Google Ads, · 4 Min. Lesezeit, von Nico Peitz

Zwischen rund 200 € und 1.600 €: So weit können die Kosten pro Mandant auseinanderliegen, bei identischem Budget und identischem Klickpreis. Der Unterschied entsteht nicht bei Google, sondern auf Ihrer eigenen Webseite. Wer wissen will, was ein Mandant über Google Ads wirklich kostet, muss eine Kette aus vier Zahlen durchrechnen. Genau das machen wir in diesem Artikel, mit markttypischen Beispielzahlen und ohne Schönrechnerei.

Die Kostenkette: vom Klick zum Mandat

Google rechnet pro Klick ab. Ein Klick ist aber noch keine Anfrage, und eine Anfrage ist noch kein Mandat. Zwischen Werbebudget und neuem Mandanten liegen vier Stationen:

  1. Klickpreis (CPC):was Sie pro Besucher bezahlen. In umkämpften Rechtsgebieten sind Klickpreise von 5 bis 15 € üblich, in Spitzenfeldern auch mehr.
  2. Conversion-Rate: wie viele Besucher auf der Seite hinter der Anzeige tatsächlich anfragen.
  3. Kosten pro Anfrage: Klickpreis geteilt durch Conversion-Rate, die Kennzahl, die viele Kampagnen nie sauber messen.
  4. Abschlussquote: wie viele qualifizierte Anfragen am Ende zum Mandat werden.

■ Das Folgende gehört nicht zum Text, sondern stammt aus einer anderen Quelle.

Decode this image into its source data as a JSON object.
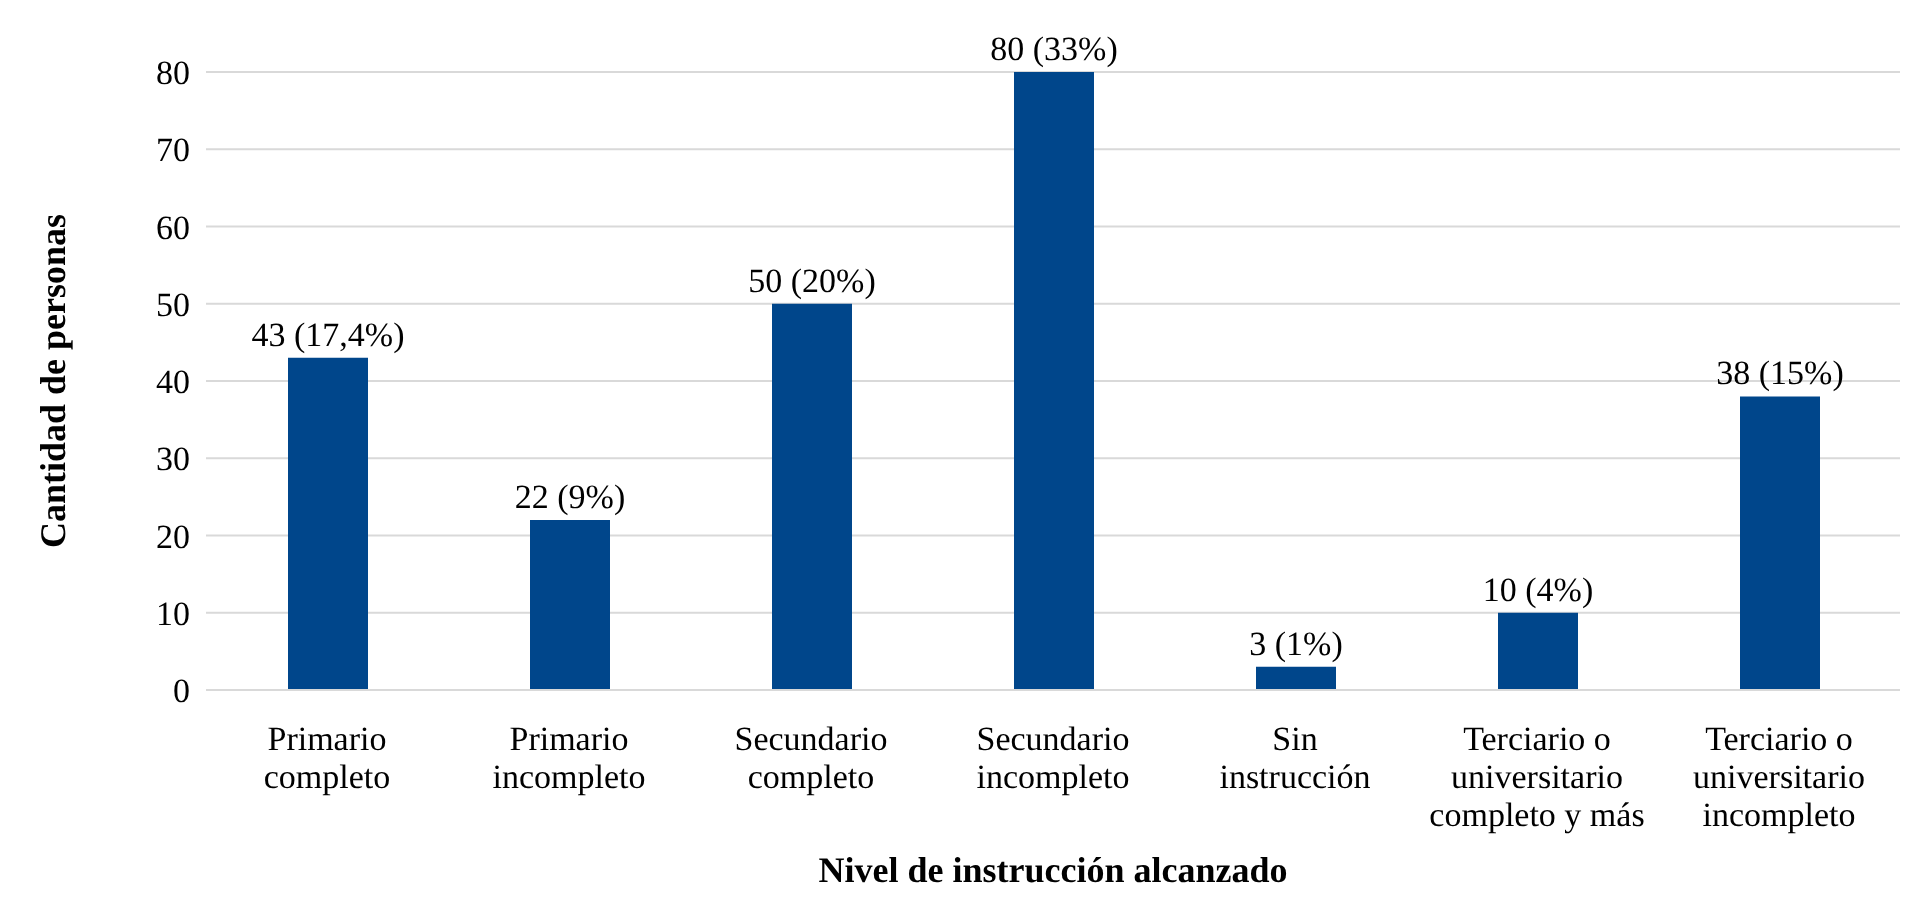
{
  "chart_data": {
    "type": "bar",
    "xlabel": "Nivel de instrucción alcanzado",
    "ylabel": "Cantidad de personas",
    "categories": [
      "Primario completo",
      "Primario incompleto",
      "Secundario completo",
      "Secundario incompleto",
      "Sin instrucción",
      "Terciario o universitario completo y más",
      "Terciario o universitario incompleto"
    ],
    "values": [
      43,
      22,
      50,
      80,
      3,
      10,
      38
    ],
    "value_labels": [
      "43 (17,4%)",
      "22 (9%)",
      "50 (20%)",
      "80 (33%)",
      "3 (1%)",
      "10 (4%)",
      "38 (15%)"
    ],
    "color": "#00468b",
    "ylim": [
      0,
      80
    ],
    "yticks": [
      0,
      10,
      20,
      30,
      40,
      50,
      60,
      70,
      80
    ],
    "grid": "y"
  }
}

Ein Wort zur Abgrenzung: Gemeint sind qualifizierte Anfragen: Menschen mit einem Anliegen, das zu Ihrer Kanzlei passt und ein Honorar trägt. Spam, Preisanfragen ohne Substanz und Fälle außerhalb Ihres Rechtsgebiets zählen nicht mit. Wer sie mitzählt, rechnet sich die Kampagne schöner, als sie ist.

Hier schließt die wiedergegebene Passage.